Would Democrats Be Better Off Without Pelosi?

David Eil
Extra Newsfeed
Published in
4 min readJun 22, 2017

There’s chatter on Twitter (mostly among conservatives) that the source of Democrats’ electoral woes is House Minority Leader Nancy Pelosi. The main evidence in support of this claim is that Republicans often attack Democratic Congressional candidates (most recently, GA-06 loser Jon Ossoff), and those candidates have been losing a lot recently.

It may be that it would be best for the Democratic Party if Pelosi retired in 2018. But that Republicans attack Pelosi contributes basically nothing to this argument. Party politics is such that each party will always pick some bogeyman (or, as is often in the case of Republicans seeking a Democratic villain, bogeywoman) to represent the purity of the other side’s evil. Congressional politics are such that this figure will often be in Congressional leadership.
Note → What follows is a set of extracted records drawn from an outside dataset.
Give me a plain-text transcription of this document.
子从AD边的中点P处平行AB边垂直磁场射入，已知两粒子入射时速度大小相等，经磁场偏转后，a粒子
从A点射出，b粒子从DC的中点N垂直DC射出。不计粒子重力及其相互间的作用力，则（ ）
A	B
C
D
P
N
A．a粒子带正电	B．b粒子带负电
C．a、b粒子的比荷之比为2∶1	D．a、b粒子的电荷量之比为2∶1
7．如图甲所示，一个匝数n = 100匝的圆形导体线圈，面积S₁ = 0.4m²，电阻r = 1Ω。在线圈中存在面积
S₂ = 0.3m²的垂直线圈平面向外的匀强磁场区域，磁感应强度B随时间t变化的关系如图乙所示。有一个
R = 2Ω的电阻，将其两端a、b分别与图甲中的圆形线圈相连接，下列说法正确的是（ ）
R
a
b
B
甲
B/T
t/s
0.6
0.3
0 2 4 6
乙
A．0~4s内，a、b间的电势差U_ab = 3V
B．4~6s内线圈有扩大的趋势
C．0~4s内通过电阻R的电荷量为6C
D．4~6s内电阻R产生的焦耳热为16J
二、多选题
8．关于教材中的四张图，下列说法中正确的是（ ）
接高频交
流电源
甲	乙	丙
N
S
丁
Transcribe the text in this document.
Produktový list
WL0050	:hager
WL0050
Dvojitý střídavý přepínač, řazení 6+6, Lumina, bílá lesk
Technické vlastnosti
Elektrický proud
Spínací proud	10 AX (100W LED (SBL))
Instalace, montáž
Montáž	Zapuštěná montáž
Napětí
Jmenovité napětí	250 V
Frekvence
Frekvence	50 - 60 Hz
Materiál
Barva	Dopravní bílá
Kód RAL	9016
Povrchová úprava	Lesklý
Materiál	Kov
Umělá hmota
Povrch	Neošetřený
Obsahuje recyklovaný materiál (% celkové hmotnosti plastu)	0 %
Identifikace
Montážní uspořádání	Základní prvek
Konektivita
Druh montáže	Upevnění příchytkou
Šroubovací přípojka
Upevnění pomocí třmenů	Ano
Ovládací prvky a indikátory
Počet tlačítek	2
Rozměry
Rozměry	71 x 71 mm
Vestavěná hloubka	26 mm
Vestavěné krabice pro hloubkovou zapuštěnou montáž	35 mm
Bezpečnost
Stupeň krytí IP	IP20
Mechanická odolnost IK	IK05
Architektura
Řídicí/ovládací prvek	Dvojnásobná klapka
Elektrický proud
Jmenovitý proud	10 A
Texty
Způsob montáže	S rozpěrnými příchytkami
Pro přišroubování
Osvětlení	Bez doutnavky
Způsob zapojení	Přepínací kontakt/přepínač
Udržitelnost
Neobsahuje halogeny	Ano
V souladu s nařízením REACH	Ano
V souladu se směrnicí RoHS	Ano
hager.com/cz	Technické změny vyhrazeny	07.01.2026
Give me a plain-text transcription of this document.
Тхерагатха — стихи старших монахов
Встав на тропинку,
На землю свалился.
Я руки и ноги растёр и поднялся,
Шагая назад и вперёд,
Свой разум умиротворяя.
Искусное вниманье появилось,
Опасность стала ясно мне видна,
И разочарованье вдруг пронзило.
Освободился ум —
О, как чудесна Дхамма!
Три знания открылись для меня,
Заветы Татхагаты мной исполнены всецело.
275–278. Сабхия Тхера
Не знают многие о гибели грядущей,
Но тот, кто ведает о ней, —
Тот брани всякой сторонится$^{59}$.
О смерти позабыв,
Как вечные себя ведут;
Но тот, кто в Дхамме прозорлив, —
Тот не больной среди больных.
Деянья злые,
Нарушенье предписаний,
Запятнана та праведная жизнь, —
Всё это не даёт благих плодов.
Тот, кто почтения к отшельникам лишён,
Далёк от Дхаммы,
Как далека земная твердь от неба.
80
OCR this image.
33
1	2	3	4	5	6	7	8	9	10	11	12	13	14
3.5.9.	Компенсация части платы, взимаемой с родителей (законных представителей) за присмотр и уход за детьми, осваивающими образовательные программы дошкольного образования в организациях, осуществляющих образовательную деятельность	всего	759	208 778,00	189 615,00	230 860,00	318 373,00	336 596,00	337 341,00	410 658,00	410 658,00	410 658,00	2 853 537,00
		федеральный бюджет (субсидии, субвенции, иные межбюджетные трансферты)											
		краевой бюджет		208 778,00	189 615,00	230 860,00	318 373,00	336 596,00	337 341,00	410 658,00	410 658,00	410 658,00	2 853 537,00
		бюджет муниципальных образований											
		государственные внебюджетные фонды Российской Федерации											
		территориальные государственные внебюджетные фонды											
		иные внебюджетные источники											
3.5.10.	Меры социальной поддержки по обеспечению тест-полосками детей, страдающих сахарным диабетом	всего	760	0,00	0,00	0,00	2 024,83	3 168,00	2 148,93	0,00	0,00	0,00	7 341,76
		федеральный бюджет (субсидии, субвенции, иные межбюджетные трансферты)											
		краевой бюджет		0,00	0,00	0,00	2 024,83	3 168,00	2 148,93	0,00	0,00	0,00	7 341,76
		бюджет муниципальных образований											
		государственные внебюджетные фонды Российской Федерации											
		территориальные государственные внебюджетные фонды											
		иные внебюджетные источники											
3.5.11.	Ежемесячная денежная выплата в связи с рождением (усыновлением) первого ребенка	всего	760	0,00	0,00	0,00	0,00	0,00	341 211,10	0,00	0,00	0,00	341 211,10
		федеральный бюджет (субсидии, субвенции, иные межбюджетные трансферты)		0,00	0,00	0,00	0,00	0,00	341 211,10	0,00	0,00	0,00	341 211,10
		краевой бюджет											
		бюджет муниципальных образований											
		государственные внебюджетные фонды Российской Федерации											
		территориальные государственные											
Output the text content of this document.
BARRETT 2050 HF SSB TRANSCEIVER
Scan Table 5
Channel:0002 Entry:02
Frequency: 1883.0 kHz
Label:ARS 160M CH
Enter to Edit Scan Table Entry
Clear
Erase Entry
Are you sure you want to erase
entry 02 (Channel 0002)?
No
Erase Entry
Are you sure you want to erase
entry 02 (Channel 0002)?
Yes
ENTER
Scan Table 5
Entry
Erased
Congressional leaders have to represent their own side’s caucus — as a result, they are politically fairly extreme. Imagine a range from 0 to 1 where 0 represents the most left-wing Democrat and 1 represents the most right-wing Republican. If Democrats are spread roughly evenly from 0 to 1, then a party leader would represent them best by being about a .25.

There’s another factor that pushes party leaders in Congress to be less moderate — they usually come from safe districts. To make your way up to leadership, you have to serve a lot of terms, which means that you probably come from a district that reliably votes for your party. When choosing leaders, party members also want to vote for someone that is unlikely to be unseated. There are some politicians who are reelected many times even though their district is not that partisan (Paul Ryan, for example). But for the most part, leadership comes from the safest districts, and the safest districts are more extreme, meaning that their representatives are more extreme as well.

Party leaders in Congress are therefore almost always unpopular with the general public. A .25 on the ideological scale will look like an extremist to voters who themselves are spread between .5 and 1. Thus if you’re a Republican running in a Republican district, you would do well to suggest that your opponent (say, a moderate Democrat who on the above ideological scale would be close to a .5) is sympathetic to the party leader. Add to this the general unpopularity of Congress, which seeps into the perception of its leaders, of either party, and pure partisan antipathy (even unattached from ideological orientation), and Congressional leaders of both parties are pretty much guaranteed to be objects of hatred. This is one reason it’s rare for successful presidential candidates to come from Congressional leadership (Obama was a senator, but wasn’t there long and never in leadership; LBJ was Senate Majority Leader but his rise to the presidency came through tragedy rather than election; JFK was a senator but not in leadership).

And sure enough, Pelosi is indeed quite unpopular with the general electorate — this YouGov poll has her at -21 (27% favorable, 48% unfavorable), breaking down predictably along partisan lines. Schumer does not fare much better (-14). But Paul Ryan polls almost as poorly (-19). And polling worst of all, consistently the least popular national politician in the United States, is Mitch McConnell (-23).

It’s true that Pelosi has a higher percentage of respondents with a “very unfavorable” view of her (34%), particularly voters of the opposition party (65%). So for a Democrat like Jon Ossoff trying to win over Republican voters, being tied to Pelosi is worse than being tied to, say, Schumer (41% very unfavorable among Republicans). But it’s always going to be someone — if Pelosi retires, someone will take her place, become odious to Republican voters, and every Democrat running in a Republican district will face attacks that they are the mere instrument of this Democratic demon. Even if Republicans somehow run out of Congressional leaders to smear, they can always go back to the Hillary Clinton well, or the state of California, or, no matter how improbably, Al Jazeera. Pelosi’s retirement would not be the end of partisan attack ads.

You don’t hear anyone suggesting that Mitch McConnell should retire because of how unpopular he is. Partly that’s because Democrats have a more prominent and more polarizing figure than McConnell as target for their partisan fire — namely, the President. But it’s also because McConnell’s function is not to win elections for his side, but to find votes and formulate legislative strategy. He’s very good at it. Pelosi is too. In that respect, at least, Pelosi’s retirement would be a significant loss for Democrats.